In the workflow status properties, add the following property and value:
Property Key | Property Value | Comment |
|---|---|---|
jira.permission.edit.projectrole | 10003 | The value of 10003 is the default value for the role. This can be confirmed in the Jira System Administration > Project Roles by hovering over the atlassian-addons-project-access role |
See Use workflow properties | Atlassian Support and this community posting for more information.
Workflow Properties to Only Allow "Automation for Jira" User Edit Access
Option 2 - Restricting to the eSign for Jira user
When eSign for Jira is installed, Jira adds an “app user” of the same name into the instance. This account is used by eSign to save the signature metadata within the issue.
This approach is confirmed to work for Team Managed projects.
Adding the following property key and value to any workflow states that should be read only to users but still allow eSign to update signature data.
Property Key | Property Value | Comment |
|---|---|---|
jira.permission.edit.user |
| This is the account ID of the eSign for Jira app-user. |
Prevent Signature Changes on Closed Issues,
To sign an issue, the user must have view access to the issue and the issue must be editable (unless the Advanced Security option is enabled) and Signatures are still Open (not Finalized).

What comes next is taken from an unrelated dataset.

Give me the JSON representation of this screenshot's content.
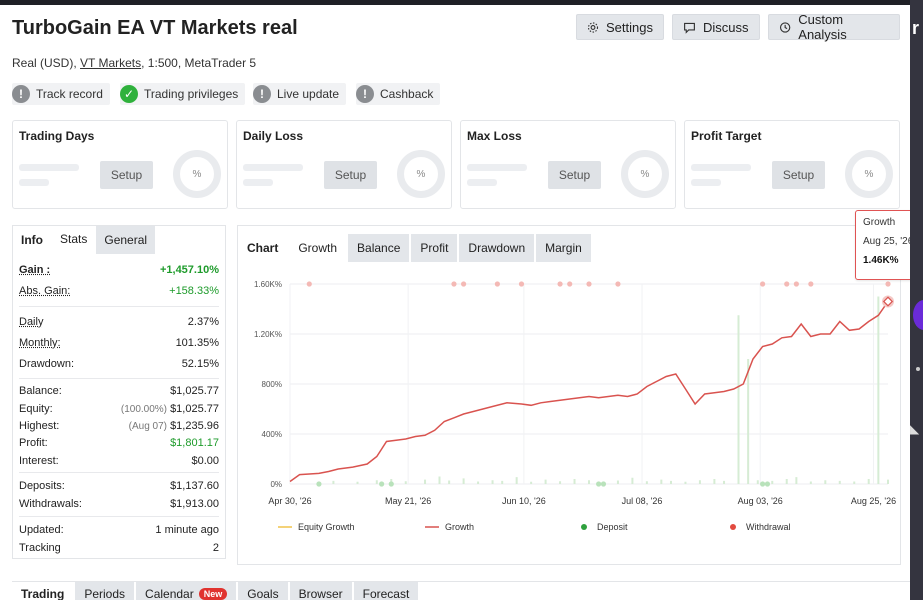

Once signatures are Finalized. Only a user with project admin (default security) or the administer signatures permission can reopen/change signatures.
It is possible to control which issue workflow states can allow Signatures via eSign Project Settings.
Post Function Processing - Note that Jira post-functions are processed AFTER the status of an issue is changed. jira.issue.editable=false will prevent eSign from uploading the PDF file if set on the issue state after the transition. Instead use the jira.permission.edit.* property as described above to lock down issues.